In a valuable contribution to the state of the art it is described in the applicant's patent specification DE 197 46 483 how macroscopic quantities of material are ablated, evaporated or melted with micrometer precision in the machining of extensive areas of materials with lasers with a large spot diameter (mm cm) (CO2 lasers, Nd:YAG, excimers, etc.).
In a further valuable contribution to the state of the art, there is described in the applicant's patent specification DE 197 27 573 an algorithm as to how a laser beam can be deflected to ensure the best possible and precise machining of material.
In U.S. Pat. No. 5,656,186, a method for machining material while simultaneously avoiding or minimizing harmful side effects (melt edges, thermal damage, acoustic shock waves, cracking) by choosing a special pulse duration depending on the material.
The material-machining effect of the laser is restricted to a small spatial area of the laser focus (typically some μm3) in which the light intensity is high enough to exceed the threshold of the optical breakdown. Localized to this focus volume, the cohesion of the material is destroyed and a cavitation bubble forms. If the laser focus is guided to a new position for each laser pulse, linear, two-dimensional or three-dimensional cut patterns can be generated. At the end of the machining, the distance between adjacent cavitation bubbles must approximately correspond to the focus diameter so that the material can easily be mechanically detached along the cuts.

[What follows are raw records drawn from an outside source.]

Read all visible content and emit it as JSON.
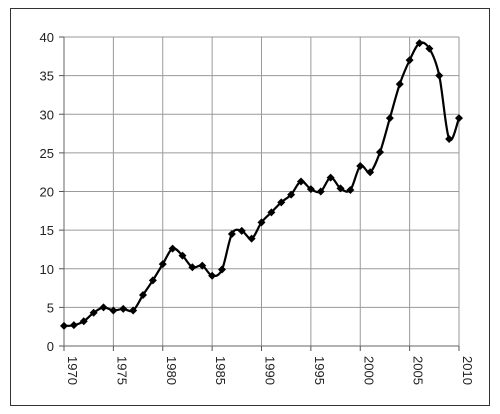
{
  "chart_data": {
    "type": "line",
    "title": "",
    "xlabel": "",
    "ylabel": "",
    "xlim": [
      1970,
      2010
    ],
    "ylim": [
      0,
      40
    ],
    "x_ticks": [
      1970,
      1975,
      1980,
      1985,
      1990,
      1995,
      2000,
      2005,
      2010
    ],
    "x_tick_labels": [
      "1970",
      "1975",
      "1980",
      "1985",
      "1990",
      "1995",
      "2000",
      "2005",
      "2010"
    ],
    "y_ticks": [
      0,
      5,
      10,
      15,
      20,
      25,
      30,
      35,
      40
    ],
    "y_tick_labels": [
      "0",
      "5",
      "10",
      "15",
      "20",
      "25",
      "30",
      "35",
      "40"
    ],
    "grid": true,
    "legend": "none",
    "marker": "diamond",
    "line_color": "#000000",
    "series": [
      {
        "x": [
          1970,
          1971,
          1972,
          1973,
          1974,
          1975,
          1976,
          1977,
          1978,
          1979,
          1980,
          1981,
          1982,
          1983,
          1984,
          1985,
          1986,
          1987,
          1988,
          1989,
          1990,
          1991,
          1992,
          1993,
          1994,
          1995,
          1996,
          1997,
          1998,
          1999,
          2000,
          2001,
          2002,
          2003,
          2004,
          2005,
          2006,
          2007,
          2008,
          2009,
          2010
        ],
        "values": [
          2.6,
          2.7,
          3.2,
          4.3,
          5.0,
          4.6,
          4.8,
          4.6,
          6.6,
          8.5,
          10.6,
          12.6,
          11.7,
          10.2,
          10.4,
          9.1,
          9.9,
          14.5,
          14.9,
          13.9,
          16.0,
          17.3,
          18.6,
          19.6,
          21.3,
          20.3,
          20.0,
          21.8,
          20.4,
          20.2,
          23.3,
          22.5,
          25.1,
          29.5,
          33.9,
          37.0,
          39.2,
          38.5,
          35.0,
          26.8,
          29.5
        ]
      }
    ]
  }
}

Existing laser apparatuses for machining material with femtosecond laser pulses use regenerative amplifiers with which individual pulses of a femtosecond oscillator are amplified. While the oscillator itself provides pulse energies in the nanojoule range only, the pulses can be amplified with a regenerative amplifier up to some millijoules of pulse energy. The repetition rates are limited to some 10s of kHz by using Pockels cells for coupling and decoupling in the amplifier. While these laser sources are suitable for uses with high ablation rates per laser pulse, they are not ideal for the use described above for precision cuts.

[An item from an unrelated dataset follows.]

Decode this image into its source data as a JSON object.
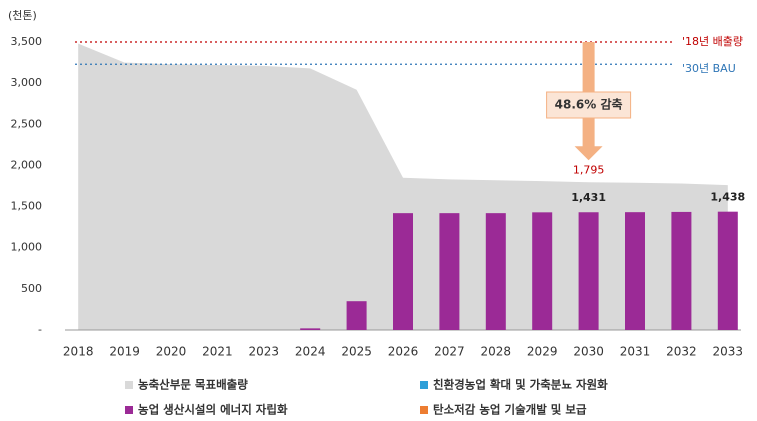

In K. König et al., Optics Letters Vol. 26, No. II (2001) it was described how cuts can also be made in tissue with nanojoule pulses from a femtosecond oscillator. However, as a single laser pulse does not lead to the formation of a cavitation bubble, but several pulses positioned at the same point are necessary to achieve a cutting action, this method is suitable only for very fine cut figures on a micrometer scale. This laser source is not suitable for industrial or medical use.